The social gaming company’s stock woes continue.
Zynga announced disappointing preliminary financial results for Q3 2012.
The company expects to report a net loss of between $90m and $105m but expects revenue to range from $300m to $305m.
The company says the preliminary results are partly caused by the weakness of certain games in their web "invest and express" category, which include an impairment charge of between $85m and $95m.
Zynga is also lowering its outlook for the year 2012. The company reported that bookings are expected to be between $1.085bn and $1.1bn compared to previous expectations of $1.150bn and $1.225bn.
Zynga shares fell 20% yesterday to a record low of $2.19 per share after the announcement.

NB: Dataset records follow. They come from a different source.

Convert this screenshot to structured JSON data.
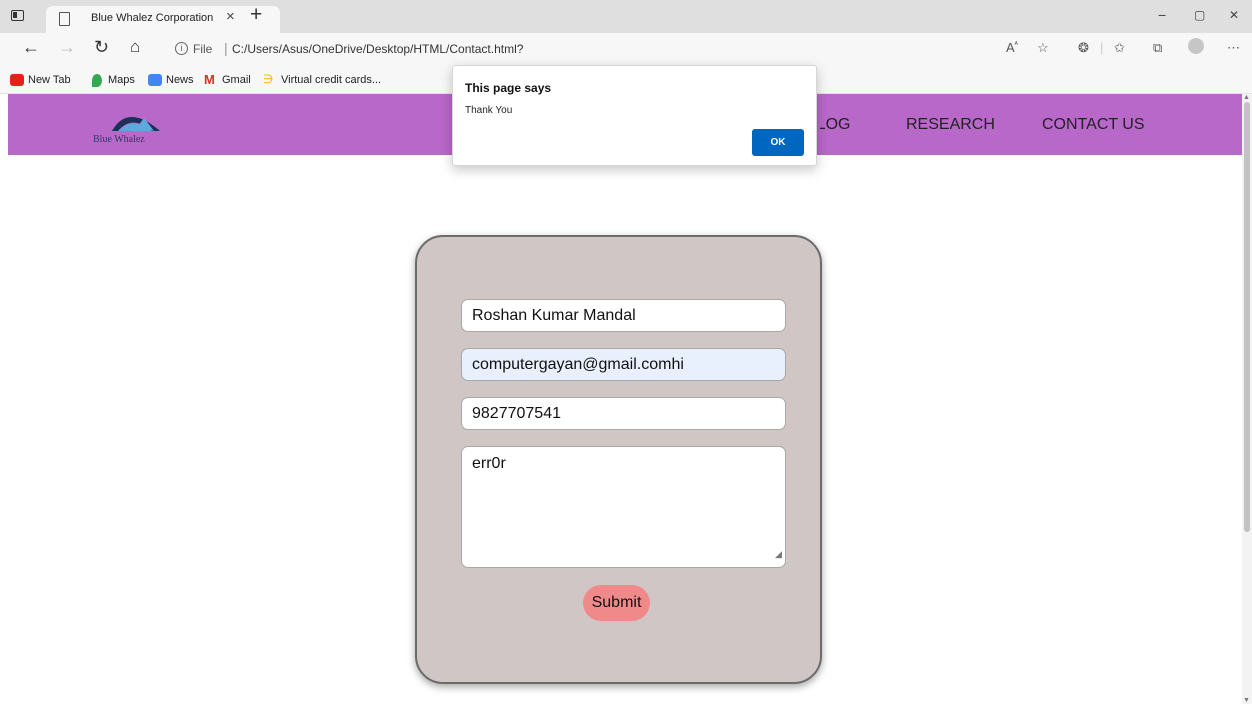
{
  "browser": {
    "tab_title": "Blue Whalez Corporation",
    "close_tab": "×",
    "new_tab": "+",
    "window_controls": {
      "minimize": "−",
      "restore": "▢",
      "close": "✕"
    },
    "nav": {
      "back": "←",
      "forward": "→",
      "refresh": "↻",
      "home": "⌂"
    },
    "address": {
      "prefix": "File",
      "separator": "|",
      "url": "C:/Users/Asus/OneDrive/Desktop/HTML/Contact.html?"
    },
    "toolbar_icons": [
      "read-aloud-icon",
      "favorite-add-icon",
      "extensions-icon",
      "favorites-icon",
      "collections-icon",
      "profile-icon",
      "more-icon"
    ],
    "bookmarks": [
      {
        "label": "New Tab",
        "icon": "youtube-icon",
        "color": "#e62117"
      },
      {
        "label": "Maps",
        "icon": "maps-icon",
        "color": "#34a853"
      },
      {
        "label": "News",
        "icon": "news-icon",
        "color": "#4285f4"
      },
      {
        "label": "Gmail",
        "icon": "gmail-icon",
        "color": "#d93025"
      },
      {
        "label": "Virtual credit cards...",
        "icon": "card-icon",
        "color": "#f4b400"
      }
    ]
  },
  "site": {
    "logo_text": "Blue Whalez",
    "nav": {
      "blog": "BLOG",
      "research": "RESEARCH",
      "contact": "CONTACT US"
    },
    "navbar_color": "#b868c9"
  },
  "form": {
    "name": "Roshan Kumar Mandal",
    "email": "computergayan@gmail.comhi",
    "phone": "9827707541",
    "message": "err0r",
    "submit_label": "Submit",
    "card_color": "#d1c6c6",
    "submit_color": "#f08a8a"
  },
  "dialog": {
    "title": "This page says",
    "message": "Thank You",
    "ok_label": "OK"
  }
}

"The third quarter of 2012 continued to be challenging and, while many of our games performed to plan, as a whole we did not execute to our satisfaction," said Mark Pincus, Zynga CEO and founder. "We’re addressing these near-term challenges by implementing targeted cost reductions in the fourth quarter and rationalizing our product R&D pipeline to reflect our strategic priorities. "
The social gaming company says they are addressing downfalls by cost reductions and making sure their game pipeline reflects their strategic priorities. Zynga also says that they will continue to work on their mobile platform.
"We are continuing to invest in our mobile business where we have one of the strongest positions in the industry," said Pincus."These actions support our strategy to transition from being a first-party web game developer to a multi-platform game network."
Zynga’s stock has had difficulty reaching its projected high since going public in December 2011. Zynga prices were $14.50 per share in March this year but have seen a downward spiral since.